Writer: Jeremy Fletcher
Co-Directors: Marcus Bazley, Will Holyhead
In 2019 the village of Fishlake, near Doncaster, suffered devastating floods, with many families temporarily homeless and many properties devastated. Later meetings of villagers shared their memories of the floods until they were refined down and assembled into a play by Jeremy Fletcher, a Fishlake resident whose home was flooded. Fletcher happens to be the co-founder of Sheepish Productions who have now brought the play into Cast for three performances, followed by two more in the locality.
It’s a comparatively simple arrangement of six actors taking one main part each and various extras, two side-of-stage musicians and Foley providers and a community choir who make occasional appearances to sing songs written by sound designer Moony Wainwright, sometimes in association with Sharon Richards, the choir leader. Caitlin Mawhinney’s set design works nicely, with a medley of bric a brac and miscellaneous furniture/junk: chairs, table, cones, “Road Closed” signs, etc. These serve as stand-ins for the real thing as well as being, simply, junk. At the back a sort of frieze backs up the action with projections, some of them very effective.

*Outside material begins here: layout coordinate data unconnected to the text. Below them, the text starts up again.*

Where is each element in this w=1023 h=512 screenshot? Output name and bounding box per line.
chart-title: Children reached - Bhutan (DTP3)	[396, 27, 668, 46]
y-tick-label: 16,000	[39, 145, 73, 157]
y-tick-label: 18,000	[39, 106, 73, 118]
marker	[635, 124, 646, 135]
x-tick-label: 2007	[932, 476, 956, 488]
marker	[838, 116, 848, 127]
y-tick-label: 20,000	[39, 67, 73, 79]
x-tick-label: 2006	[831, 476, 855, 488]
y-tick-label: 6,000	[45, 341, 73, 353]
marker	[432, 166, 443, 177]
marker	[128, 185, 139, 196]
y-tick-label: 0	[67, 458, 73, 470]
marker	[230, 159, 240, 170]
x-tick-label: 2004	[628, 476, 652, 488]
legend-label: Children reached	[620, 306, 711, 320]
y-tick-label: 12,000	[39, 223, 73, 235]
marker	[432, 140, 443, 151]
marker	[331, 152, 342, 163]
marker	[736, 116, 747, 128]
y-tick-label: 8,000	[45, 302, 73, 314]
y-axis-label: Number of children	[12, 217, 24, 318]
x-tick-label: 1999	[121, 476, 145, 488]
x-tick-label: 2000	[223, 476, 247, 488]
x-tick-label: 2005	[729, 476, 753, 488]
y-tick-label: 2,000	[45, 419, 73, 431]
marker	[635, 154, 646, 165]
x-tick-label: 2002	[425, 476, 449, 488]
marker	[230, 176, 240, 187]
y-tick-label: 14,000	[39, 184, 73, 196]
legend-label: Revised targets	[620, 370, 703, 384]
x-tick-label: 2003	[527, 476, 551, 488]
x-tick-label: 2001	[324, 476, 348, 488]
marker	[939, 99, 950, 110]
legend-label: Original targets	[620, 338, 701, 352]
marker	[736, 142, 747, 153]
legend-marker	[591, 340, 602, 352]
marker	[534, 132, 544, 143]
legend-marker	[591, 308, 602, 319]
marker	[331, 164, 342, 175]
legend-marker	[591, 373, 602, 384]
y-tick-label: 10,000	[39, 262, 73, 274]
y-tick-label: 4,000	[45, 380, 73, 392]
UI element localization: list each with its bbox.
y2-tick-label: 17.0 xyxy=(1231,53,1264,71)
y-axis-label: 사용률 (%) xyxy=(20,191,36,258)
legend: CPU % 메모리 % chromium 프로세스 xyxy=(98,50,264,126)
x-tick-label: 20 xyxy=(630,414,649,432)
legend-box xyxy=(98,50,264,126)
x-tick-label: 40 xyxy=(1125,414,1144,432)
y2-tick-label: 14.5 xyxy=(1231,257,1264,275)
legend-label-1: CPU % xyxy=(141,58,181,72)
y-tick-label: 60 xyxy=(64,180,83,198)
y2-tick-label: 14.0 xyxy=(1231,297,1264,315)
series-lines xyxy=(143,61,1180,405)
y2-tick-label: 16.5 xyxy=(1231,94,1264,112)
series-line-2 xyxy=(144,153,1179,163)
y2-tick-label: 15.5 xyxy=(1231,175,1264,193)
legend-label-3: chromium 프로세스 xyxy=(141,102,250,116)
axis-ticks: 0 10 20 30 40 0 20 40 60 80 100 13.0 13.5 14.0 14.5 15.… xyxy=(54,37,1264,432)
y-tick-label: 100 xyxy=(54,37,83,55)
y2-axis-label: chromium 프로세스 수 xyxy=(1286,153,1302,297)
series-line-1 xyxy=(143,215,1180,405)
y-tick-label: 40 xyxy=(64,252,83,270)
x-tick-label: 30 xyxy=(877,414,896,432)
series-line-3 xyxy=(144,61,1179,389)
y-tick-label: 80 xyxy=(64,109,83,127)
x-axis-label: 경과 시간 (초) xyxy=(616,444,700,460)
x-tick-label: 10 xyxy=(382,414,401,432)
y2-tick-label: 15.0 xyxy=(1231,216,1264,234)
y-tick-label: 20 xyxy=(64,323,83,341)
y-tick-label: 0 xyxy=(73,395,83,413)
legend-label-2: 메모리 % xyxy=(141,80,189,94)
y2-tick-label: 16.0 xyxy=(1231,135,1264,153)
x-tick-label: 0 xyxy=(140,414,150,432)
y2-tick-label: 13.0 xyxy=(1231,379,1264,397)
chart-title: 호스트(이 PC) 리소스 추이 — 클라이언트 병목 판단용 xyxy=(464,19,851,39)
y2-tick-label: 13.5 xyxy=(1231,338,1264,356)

In the first half we experience the night of the floods, with drama centring particularly on disastrous attempts to leave the village or to investigate water levels. There are also scenes in The Hare and Hounds, so far as one can gather the heart of the village, and in two flood-hit houses. In one, irascible Bill (David Westbrook), walking with a stick, resists the efforts of Mary, increasingly tired and worried in Julie Higginson’s performance, to get him to move. In the other, James (Ben Eagle), worried about the insurance, coaxes his nervous wife Sue (Eve Burley) and daughter Daisy (Tilly Sutcliffe), desperate about her tropical fish, into attempting departure. Daniel Coll, the concerned flood warden, links the whole thing together and Sutcliffe, the only one to play two main parts, crops up when least expected as the eccentric teenager, Vitamins.
The second half deals with the aftermath and brings in the humour of caricature. In between sober scenes of putting things together again is a confusion of visitors: Prince Charles, tractors with masses of supplies, loss assessors, insurance people, television journalists, etc. Some are a bit trying (those BBC voices!), but there are plenty of laughs, too: the Prime Minister, represented by a jacket on a mop, held by Eagle doing a pretty mean Boris Johnson impersonation as he bumbles his way round “Fishcake”.
Occasionally Marcus Bazley and Will Holyhead let the pace drop, but the final effect, as the actors spell out what has changed, is respect for “the community that held firm”, exemplified by the song that tops and tails the show, Fishlake is Our Village.
Reviewed on 17th October 2025.
Touring to Rotherham Civic Theatre (28th October) and Theatre Royal Wakefield (30th October).